怪談は、こうして生み出されていくのだろうかと私は思った。
「もはや民俗学者の手を離れ、人口に膾炙したその噂は拡散されながら、多種多様な形態を得るに至ります。見るに耐えない、聴くに耐えない物語が闇の中から次々と湧き出し、溢れていきました。しかしながら、今度はその有象無象の噂たちがヴェールとなり、鵙神社に掛かる真実の物語は、当初の意図通り曖昧模糊としたものになったわけです」
「皮肉なものだな。こうして証明まであるというのに」
私は手元の稀覯本に目を遣る。先ほどまでは何の変哲も無い古書だったそれが、何らかの呪物のようにすら思えてくる。ずしりと、本が重みを増したように感じた。
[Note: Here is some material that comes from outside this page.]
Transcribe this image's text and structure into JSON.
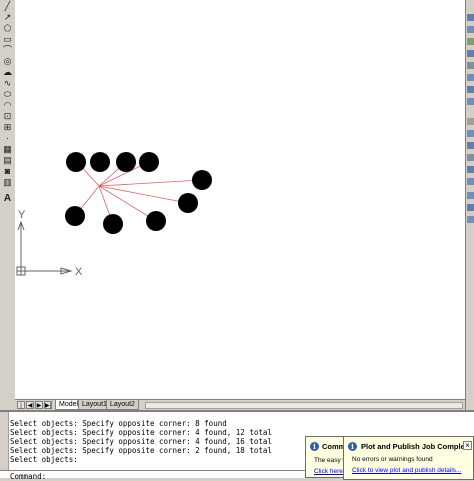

「既に真相が明らかになっている訳だから、後追いの噂に学術的価値は無いと判断した民俗学者たちは拡大する噂を黙殺します。この話はここで終わりだと誰しもが思った。でも民俗学者たちは忘れていたのです。この物語には忌まわしい"謎"が幾つも残されていことを」
謎。村に隠匿された何か。
「噂はそれ自体がまるで意志を持つ生き物のように、ある一点の共通点を有するようになりました。"集合知"なんて言葉があるように、噂に晒された数多の人々が、謎について考える中で至った結論めいた何かだったのかもしれません。それは、余りに突飛で、余りに忌まわしく、そして科学としての民俗学でには到底到達できない領域でした」
鍋島瑠璃はそこまで言って、言葉を切った。
そうして何かを考えこむように、顎に手を遣った。
今にして思えば、それは彼の民俗学者としてのプライドだったのだろう。
科学とかけ離れた所から湧き出た、忌まわしく呪わしい"真相"を受け入れることに対する――
「僕には、その噂が真実を言い当てているような気がしてなりません」
彼の目が私を真っ直ぐに捉えた。
その瞳が湛える碧い光に、意識が吸い込まれるような感覚を覚える。
「あの神社は人間の殺意を内包している」
護符に刻まれた"何か"が、微かに蠢いたように感じた。